I’m asking those questions of Maryland’s new Governor, Larry Hogan, and his new Secretary of the Department of Human Resources, Sam Malhotra. Once the latest east coast snowstorm passes, I expect a response. I’ll let you know what they have to say.


Note: The views and opinions expressed in this blog post are those of the author, and do not necessarily reflect the views of the NACC.

About Kendall Marlowe

Kendall is the Executive Director of the National Association of Counsel for Children, the national advocacy organization of attorneys and other professionals representing children and families in child welfare, juvenile justice and custody cases. Kendall served as Chief of the Bureau of Operations and as Deputy Director for the Department of Children and Family Services in Illinois, where he was also spokesperson for the Department of Juvenile Justice and the Governor’s Long Term Care Reform Task Force. Kendall grew up in a family that welcomed six adolescent foster youth, has been a foster and adoptive parent himself, and worked as a social worker with at-risk, homeless and foster youth on Chicago’s south side. He holds a Master’s in Social Work from the University of Chicago School of Social Service Administration, where he received the Wilma Walker Honor Award; and a J.D. and Certificate in Child and Family Law from the Loyola University Chicago School of Law, where he was an Honorary Child Law Fellow.

2 Comments
  1. Thank you for this spotlight on the importance of child protection administrative decisions being based on sound logic and evidence! As Kendall is well-aware, my office (The Family Defense Center — founded by Diane Redleaf) intentionally focuses on the “front-end” of the child welfare system, endeavoring to secure justice for families by doing what we can to make sure the state agency gets it right before things spin out of control. As federal District Court Judge Rebecca Pallmeyer (ND Ill.) noted in one of her extensive Dupuy decisions, “indicating” reports of abuse/neglect without sufficient evidence of wrongdoing by the caretaker harms the children of Illinois.

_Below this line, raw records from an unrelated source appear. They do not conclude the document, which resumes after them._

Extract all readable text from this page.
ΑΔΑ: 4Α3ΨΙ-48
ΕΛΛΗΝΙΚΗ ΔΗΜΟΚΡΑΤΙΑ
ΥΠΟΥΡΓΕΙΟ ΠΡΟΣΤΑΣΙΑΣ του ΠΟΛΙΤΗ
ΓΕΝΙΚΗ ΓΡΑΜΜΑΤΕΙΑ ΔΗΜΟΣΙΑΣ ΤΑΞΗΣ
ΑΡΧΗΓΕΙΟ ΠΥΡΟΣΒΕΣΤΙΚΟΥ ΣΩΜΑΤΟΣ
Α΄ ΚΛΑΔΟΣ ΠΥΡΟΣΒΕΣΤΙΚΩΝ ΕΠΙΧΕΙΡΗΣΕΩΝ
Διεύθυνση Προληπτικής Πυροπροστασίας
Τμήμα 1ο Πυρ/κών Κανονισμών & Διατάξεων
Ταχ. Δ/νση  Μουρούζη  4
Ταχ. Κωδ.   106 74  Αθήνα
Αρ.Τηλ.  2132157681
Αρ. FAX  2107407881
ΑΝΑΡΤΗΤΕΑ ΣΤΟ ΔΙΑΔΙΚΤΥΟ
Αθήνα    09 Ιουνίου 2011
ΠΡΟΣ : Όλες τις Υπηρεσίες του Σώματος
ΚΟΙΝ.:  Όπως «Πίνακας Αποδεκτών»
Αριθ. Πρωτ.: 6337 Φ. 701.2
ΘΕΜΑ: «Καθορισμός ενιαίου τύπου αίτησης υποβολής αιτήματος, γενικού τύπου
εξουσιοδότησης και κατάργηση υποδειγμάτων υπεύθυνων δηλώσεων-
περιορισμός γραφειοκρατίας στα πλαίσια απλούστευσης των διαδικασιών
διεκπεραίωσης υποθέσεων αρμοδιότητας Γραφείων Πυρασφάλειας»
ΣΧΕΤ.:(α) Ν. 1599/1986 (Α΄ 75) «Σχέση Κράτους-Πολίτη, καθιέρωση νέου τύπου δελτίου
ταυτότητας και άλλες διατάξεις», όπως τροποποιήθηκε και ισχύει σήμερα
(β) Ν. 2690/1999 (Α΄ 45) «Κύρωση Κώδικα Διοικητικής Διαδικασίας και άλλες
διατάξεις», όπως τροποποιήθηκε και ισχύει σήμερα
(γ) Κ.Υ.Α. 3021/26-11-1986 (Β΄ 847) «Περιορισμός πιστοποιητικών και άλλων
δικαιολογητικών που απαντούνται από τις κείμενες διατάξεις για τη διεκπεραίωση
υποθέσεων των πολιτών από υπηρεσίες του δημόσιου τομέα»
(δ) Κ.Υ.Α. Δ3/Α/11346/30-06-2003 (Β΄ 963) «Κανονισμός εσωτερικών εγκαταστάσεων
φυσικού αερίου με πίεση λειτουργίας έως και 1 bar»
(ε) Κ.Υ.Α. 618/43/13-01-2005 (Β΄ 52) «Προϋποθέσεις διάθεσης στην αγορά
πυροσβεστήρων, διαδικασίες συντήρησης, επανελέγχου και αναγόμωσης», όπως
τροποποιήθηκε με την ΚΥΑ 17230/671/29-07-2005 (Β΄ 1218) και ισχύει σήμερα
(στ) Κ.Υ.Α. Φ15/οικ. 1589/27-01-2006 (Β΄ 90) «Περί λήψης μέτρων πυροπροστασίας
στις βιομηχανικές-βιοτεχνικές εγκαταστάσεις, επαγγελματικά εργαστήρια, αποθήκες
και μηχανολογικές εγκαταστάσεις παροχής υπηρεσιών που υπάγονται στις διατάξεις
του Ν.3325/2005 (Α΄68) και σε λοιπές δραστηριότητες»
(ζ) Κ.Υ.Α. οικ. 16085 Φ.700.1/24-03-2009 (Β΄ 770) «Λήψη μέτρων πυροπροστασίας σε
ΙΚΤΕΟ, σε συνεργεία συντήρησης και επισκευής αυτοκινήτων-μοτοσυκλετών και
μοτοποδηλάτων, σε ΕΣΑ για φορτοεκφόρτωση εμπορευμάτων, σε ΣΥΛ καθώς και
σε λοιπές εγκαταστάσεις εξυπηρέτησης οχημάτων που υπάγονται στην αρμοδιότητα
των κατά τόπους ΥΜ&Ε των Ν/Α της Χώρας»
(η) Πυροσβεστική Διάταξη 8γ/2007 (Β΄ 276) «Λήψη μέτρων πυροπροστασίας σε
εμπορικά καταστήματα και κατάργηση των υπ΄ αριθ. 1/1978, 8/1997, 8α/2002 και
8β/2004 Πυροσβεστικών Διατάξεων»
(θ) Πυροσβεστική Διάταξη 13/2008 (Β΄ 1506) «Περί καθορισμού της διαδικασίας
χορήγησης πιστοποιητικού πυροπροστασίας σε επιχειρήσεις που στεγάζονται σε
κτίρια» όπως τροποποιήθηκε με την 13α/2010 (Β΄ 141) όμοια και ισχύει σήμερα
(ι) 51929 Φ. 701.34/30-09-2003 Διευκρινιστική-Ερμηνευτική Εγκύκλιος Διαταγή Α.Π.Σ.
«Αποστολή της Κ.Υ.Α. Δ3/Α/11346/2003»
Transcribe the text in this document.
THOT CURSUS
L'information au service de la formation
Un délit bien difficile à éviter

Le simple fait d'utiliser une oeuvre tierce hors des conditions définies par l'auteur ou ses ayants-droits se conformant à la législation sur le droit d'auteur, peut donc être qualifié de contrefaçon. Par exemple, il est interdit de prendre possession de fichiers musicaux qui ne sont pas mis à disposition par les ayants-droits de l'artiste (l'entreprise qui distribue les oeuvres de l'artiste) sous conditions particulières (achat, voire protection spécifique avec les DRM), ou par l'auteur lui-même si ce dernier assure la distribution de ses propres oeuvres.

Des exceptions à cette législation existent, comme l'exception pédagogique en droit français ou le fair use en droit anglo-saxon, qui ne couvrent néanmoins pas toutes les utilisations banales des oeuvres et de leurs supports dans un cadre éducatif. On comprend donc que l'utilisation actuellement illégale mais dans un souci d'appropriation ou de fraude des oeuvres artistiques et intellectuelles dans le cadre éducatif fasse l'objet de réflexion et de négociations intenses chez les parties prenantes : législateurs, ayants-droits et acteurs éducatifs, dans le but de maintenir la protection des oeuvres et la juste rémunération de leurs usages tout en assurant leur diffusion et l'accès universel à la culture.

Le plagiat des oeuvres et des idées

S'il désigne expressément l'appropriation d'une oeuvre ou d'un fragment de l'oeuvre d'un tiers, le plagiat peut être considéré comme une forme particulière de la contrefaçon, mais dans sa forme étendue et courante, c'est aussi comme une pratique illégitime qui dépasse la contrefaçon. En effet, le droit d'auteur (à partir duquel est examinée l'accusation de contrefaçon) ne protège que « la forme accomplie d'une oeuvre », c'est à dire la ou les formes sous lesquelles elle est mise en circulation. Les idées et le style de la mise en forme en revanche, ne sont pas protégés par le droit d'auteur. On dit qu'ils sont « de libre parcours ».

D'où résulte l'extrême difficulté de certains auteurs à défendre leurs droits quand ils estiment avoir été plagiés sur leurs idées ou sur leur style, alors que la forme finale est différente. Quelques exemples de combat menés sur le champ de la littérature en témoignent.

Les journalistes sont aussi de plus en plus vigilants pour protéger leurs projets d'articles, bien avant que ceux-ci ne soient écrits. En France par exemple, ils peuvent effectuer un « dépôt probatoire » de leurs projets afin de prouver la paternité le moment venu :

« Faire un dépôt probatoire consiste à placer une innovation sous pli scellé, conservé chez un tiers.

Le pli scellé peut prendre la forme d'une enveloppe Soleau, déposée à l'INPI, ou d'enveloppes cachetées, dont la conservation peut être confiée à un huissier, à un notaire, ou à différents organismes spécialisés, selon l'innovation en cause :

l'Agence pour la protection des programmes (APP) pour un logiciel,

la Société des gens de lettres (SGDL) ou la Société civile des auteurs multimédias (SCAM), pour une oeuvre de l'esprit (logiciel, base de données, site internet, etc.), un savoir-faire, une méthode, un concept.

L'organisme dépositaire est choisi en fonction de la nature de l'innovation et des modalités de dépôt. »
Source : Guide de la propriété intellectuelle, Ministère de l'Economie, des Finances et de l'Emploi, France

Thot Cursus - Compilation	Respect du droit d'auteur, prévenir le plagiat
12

  2. Fair process and child safety is a complicated balance. Protection workers will often err on the side of safety and courts will often err on the side of fair process. This is an example of why there needs to be judicial accountability for the actions of governmental child protection agencies. That being said, the courts can and should continue to work on processes that guarantee fair process but do not unreasonably act as a barrier to the goals of strengthening families and keeping children safe.